计算机工程与应用 ›› 2024, Vol. 60 ›› Issue (8): 192-201.DOI: 10.3778/j.issn.1002-8331.2304-0401

• 图形图像处理 • 上一篇    下一篇

轻量化YOLO-v7的数显仪表检测及读数

章芮宁,闫坤,叶进   

  1. 1.桂林电子科技大学,广西 桂林 541004
    2.广西大学,南宁 530004
  • 出版日期:2024-04-15 发布日期:2024-04-15

Lightweight YOLO-v7 for Digital Instrumentation Detection and Reading

ZHANG Ruining, YAN Kun, YE Jin   

  1. 1.Guilin University of Electronic Technology, Guilin,Guangxi 541004, China
    2.Guangxi University, Nanning 530004, China
  • Online:2024-04-15 Published:2024-04-15

摘要: 由于较大的参数体量和较高的计算复杂度,通用检测及识别模型直接在移动端部署的难度较高。为解决这个困难,研究了移动设备上使用计算机视觉的仪表检测及读数方法。针对实际工业生产环境下检测及识别的需求,基于YOLO-v7重新设计了轻量化的仪表检测网络以及字符检测及识别网络。利用深度可分离卷积进一步降低计算复杂度,压缩模型大小。采用K-means++聚类算法加遗传算法自动产生初始锚框。使用通道剪枝,再一次压缩模型。实验结果证明,专用网络模型设计、深度可分离卷积以及通道剪枝对减少模型参数体量和降低算力需求具有显著效果。参数数量相较于原始YOLO-v7模型均下降了99.67%,模型算力需求均降至0.3?GFLOPs,下降了99.71%。实验中平均图片检测时间为10.7?ms。各网络的平均精准度(mAP0.5)达到了99.63%和99.53%。系统整体读数精确度达98.44%。

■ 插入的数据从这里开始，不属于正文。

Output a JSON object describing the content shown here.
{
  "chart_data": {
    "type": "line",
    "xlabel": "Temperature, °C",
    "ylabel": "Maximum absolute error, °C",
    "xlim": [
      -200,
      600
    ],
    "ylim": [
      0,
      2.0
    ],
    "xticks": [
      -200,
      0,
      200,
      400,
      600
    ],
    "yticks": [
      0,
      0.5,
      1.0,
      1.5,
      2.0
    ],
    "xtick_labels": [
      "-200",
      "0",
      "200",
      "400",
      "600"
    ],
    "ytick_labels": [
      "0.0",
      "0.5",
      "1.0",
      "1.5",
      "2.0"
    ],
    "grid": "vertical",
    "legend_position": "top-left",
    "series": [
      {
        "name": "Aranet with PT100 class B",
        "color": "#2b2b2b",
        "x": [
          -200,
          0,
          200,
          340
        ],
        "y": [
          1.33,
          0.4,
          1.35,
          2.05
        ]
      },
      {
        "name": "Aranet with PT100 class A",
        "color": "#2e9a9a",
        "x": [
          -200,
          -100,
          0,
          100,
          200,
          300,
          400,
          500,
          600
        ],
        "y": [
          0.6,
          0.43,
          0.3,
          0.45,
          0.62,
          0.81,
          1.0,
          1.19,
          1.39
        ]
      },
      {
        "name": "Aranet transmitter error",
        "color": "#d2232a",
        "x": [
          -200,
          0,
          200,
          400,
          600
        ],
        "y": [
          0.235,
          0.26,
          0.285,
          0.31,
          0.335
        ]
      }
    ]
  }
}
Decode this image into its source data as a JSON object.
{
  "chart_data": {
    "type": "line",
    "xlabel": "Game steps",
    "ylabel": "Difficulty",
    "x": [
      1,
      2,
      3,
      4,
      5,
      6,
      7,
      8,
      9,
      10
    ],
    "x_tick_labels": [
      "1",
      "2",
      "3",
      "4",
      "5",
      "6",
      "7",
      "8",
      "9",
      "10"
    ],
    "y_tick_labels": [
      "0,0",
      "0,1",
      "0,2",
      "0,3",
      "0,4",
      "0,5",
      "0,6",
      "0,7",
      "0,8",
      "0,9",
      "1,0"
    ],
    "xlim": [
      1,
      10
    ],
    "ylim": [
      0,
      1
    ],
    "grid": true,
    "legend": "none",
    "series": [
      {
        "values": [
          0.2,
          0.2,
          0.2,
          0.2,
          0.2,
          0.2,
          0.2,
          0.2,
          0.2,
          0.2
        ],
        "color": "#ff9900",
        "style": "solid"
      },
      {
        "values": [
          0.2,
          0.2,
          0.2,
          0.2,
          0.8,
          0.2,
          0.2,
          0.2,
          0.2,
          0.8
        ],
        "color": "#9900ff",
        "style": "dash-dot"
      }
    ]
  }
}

关键词: 数显仪表, YOLO-v7, 深度可分离卷积, 模型压缩, 通道剪枝

Abstract: Due to the large parameter volume and high computational complexity, it is difficult to deploy generic detection and recognition models directly on mobile. To address this difficulty, a method for instrument detection and reading using computer vision on mobile devices is investigated. A lightweight meter detection network and a character detection and recognition network are redesigned based on YOLO-v7 to address the needs of detection and recognition in real industrial production environments. The depth-separable convolution is then used to further reduce the computational complexity and compress the model size. Then a K-means++ clustering algorithm plus a genetic algorithm is used to automatically generate the initial anchor box. Finally, channel pruning is used to compress the model once more. The experimental results demonstrate that the dedicated network model design, deep separable convolution and channel pruning have a significant effect on reducing the size of the model parameters and reducing the computational power requirements. The numbers of parameters are both decreased by 99.67% compared to the original YOLO-v7 model, and the model arithmetic requirements are both reduced to 0.3?GFLOPs, a decrease of 99.71%. The average image detection time in the experiments equals to 10.7?ms. The average accuracy (mAP0.5) of each network reaches 99.63% and 99.53%. The overall system reading accuracy reaches 98.44%.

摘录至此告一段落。